9) Perlu pelatihan khusus dan membutuhkan waktu untuk pelatihan; tidak semua orang
dapat bekerja dengan komputer secara akrab, hal ini memberikan kesulitan tersendiri.
Untuk dapat menggunakan sistem komputerisasi tersebut maka petugas rumah sakit
harus melakukan pelatihan khusus.

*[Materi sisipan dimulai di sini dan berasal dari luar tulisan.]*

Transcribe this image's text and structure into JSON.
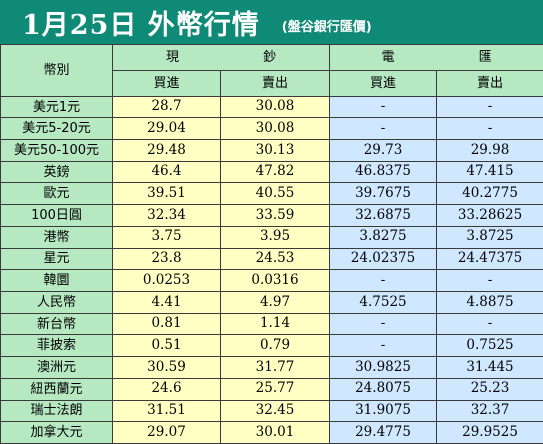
{
  "title": "1月25日 外幣行情",
  "subtitle": "(盤谷銀行匯價)",
  "header": {
    "currency_label": "幣別",
    "cash_label": "現 鈔",
    "wire_label": "電 匯",
    "buy_label": "買進",
    "sell_label": "賣出"
  },
  "rows": [
    {
      "name": "美元1元",
      "cash_buy": "28.7",
      "cash_sell": "30.08",
      "wire_buy": "-",
      "wire_sell": "-"
    },
    {
      "name": "美元5-20元",
      "cash_buy": "29.04",
      "cash_sell": "30.08",
      "wire_buy": "-",
      "wire_sell": "-"
    },
    {
      "name": "美元50-100元",
      "cash_buy": "29.48",
      "cash_sell": "30.13",
      "wire_buy": "29.73",
      "wire_sell": "29.98"
    },
    {
      "name": "英鎊",
      "cash_buy": "46.4",
      "cash_sell": "47.82",
      "wire_buy": "46.8375",
      "wire_sell": "47.415"
    },
    {
      "name": "歐元",
      "cash_buy": "39.51",
      "cash_sell": "40.55",
      "wire_buy": "39.7675",
      "wire_sell": "40.2775"
    },
    {
      "name": "100日圓",
      "cash_buy": "32.34",
      "cash_sell": "33.59",
      "wire_buy": "32.6875",
      "wire_sell": "33.28625"
    },
    {
      "name": "港幣",
      "cash_buy": "3.75",
      "cash_sell": "3.95",
      "wire_buy": "3.8275",
      "wire_sell": "3.8725"
    },
    {
      "name": "星元",
      "cash_buy": "23.8",
      "cash_sell": "24.53",
      "wire_buy": "24.02375",
      "wire_sell": "24.47375"
    },
    {
      "name": "韓圜",
      "cash_buy": "0.0253",
      "cash_sell": "0.0316",
      "wire_buy": "-",
      "wire_sell": "-"
    },
    {
      "name": "人民幣",
      "cash_buy": "4.41",
      "cash_sell": "4.97",
      "wire_buy": "4.7525",
      "wire_sell": "4.8875"
    },
    {
      "name": "新台幣",
      "cash_buy": "0.81",
      "cash_sell": "1.14",
      "wire_buy": "-",
      "wire_sell": "-"
    },
    {
      "name": "菲披索",
      "cash_buy": "0.51",
      "cash_sell": "0.79",
      "wire_buy": "-",
      "wire_sell": "0.7525"
    },
    {
      "name": "澳洲元",
      "cash_buy": "30.59",
      "cash_sell": "31.77",
      "wire_buy": "30.9825",
      "wire_sell": "31.445"
    },
    {
      "name": "紐西蘭元",
      "cash_buy": "24.6",
      "cash_sell": "25.77",
      "wire_buy": "24.8075",
      "wire_sell": "25.23"
    },
    {
      "name": "瑞士法朗",
      "cash_buy": "31.51",
      "cash_sell": "32.45",
      "wire_buy": "31.9075",
      "wire_sell": "32.37"
    },
    {
      "name": "加拿大元",
      "cash_buy": "29.07",
      "cash_sell": "30.01",
      "wire_buy": "29.4775",
      "wire_sell": "29.9525"
    }
  ],
  "colors": {
    "title_bg": "#0f8a76",
    "label_bg": "#b6e8c2",
    "cash_bg": "#ffffc4",
    "wire_bg": "#cfe8ff"
  }
}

Terutama untuk menyesuaikan diri dalam
menggunakan aplikasi yang akan digunakan dalam pengolahan data pasien tersebut.
10) Dapat memberikan dampak bagi lingkungan sosial seperti pengurangan tenaga kerja.

3. Opportunities ( Peluang )
1) Kesadaran akan permasalahan kondisi SIK dan manfaat eHealth mulai meningkat
pada semua pemangku kepentingan terutama pada tingkat manajemen Kementerian
Kesehatan.
2) Telah ada peraturan perundang-undangan terkait informasi dan TIK.
3) Terdapatnya kebijakan perampingan struktur dan pengkayaan fungsi, memberikan
peluang dalam pengembangan jabatan fungsional pengelolaan SIK.
4) Terdapat jenjang pendidikan informasi kesehatan yang bervariasi dari diploma hingga
sarjana di perguruan tinggi.
5) Para donor menitik beratkan program pengembangan SIK.
6) Registrasi vital telah dikembangkan oleh Kementerian Dalam Negeri dan telah mulai
dengan proyek percobaan di beberapa Provinsi.
7) Adanya inisiatif penggunaan nomor identitas tunggal penduduk oleh Kementerian
Dalam Negeri yang merupakan peluang untuk memudahkan pengelolaan data
sehingga menjadi berkualitas.
8) Kebutuhan akan data berbasis bukti meningkat khususnya untuk anggaran
(perencanaan) yang berbasis kinerja.

4. Threaths ( Ancaman )

1) Dengan Otonomi daerah, terkadang pengembangan SIK tidak menjadi prioritas.


2) Rotasi tenaga SIK di fasilitas kesehatan Pemerintah tanpa perencanaan dan koordinasi
dengan Dinas Kesehatan telah menyebabkan hambatan dalam pengelolaan SIK.
3) Sebagian program kesehatan yang didanai oleh donor mengembangkan sistem
informasi sendiri tanpa dikonsultasikan atau dikoordinasikan sebelumnya dengan
Pusat Data dan Informasi dan pemangku kepentingannya.
4) Komputerisasi data kesehatan terutama menuju data individu (disaggregate)
meningkatkan risiko terhadap keamanan dan kerahasiaan sistem TIK.
5) Kondisi geografis Indonesia yang sangat beragam dimana infrastruktur masih sangat
lemah di daerah terpencil sehingga menjadi hambatan modernisasi SIK.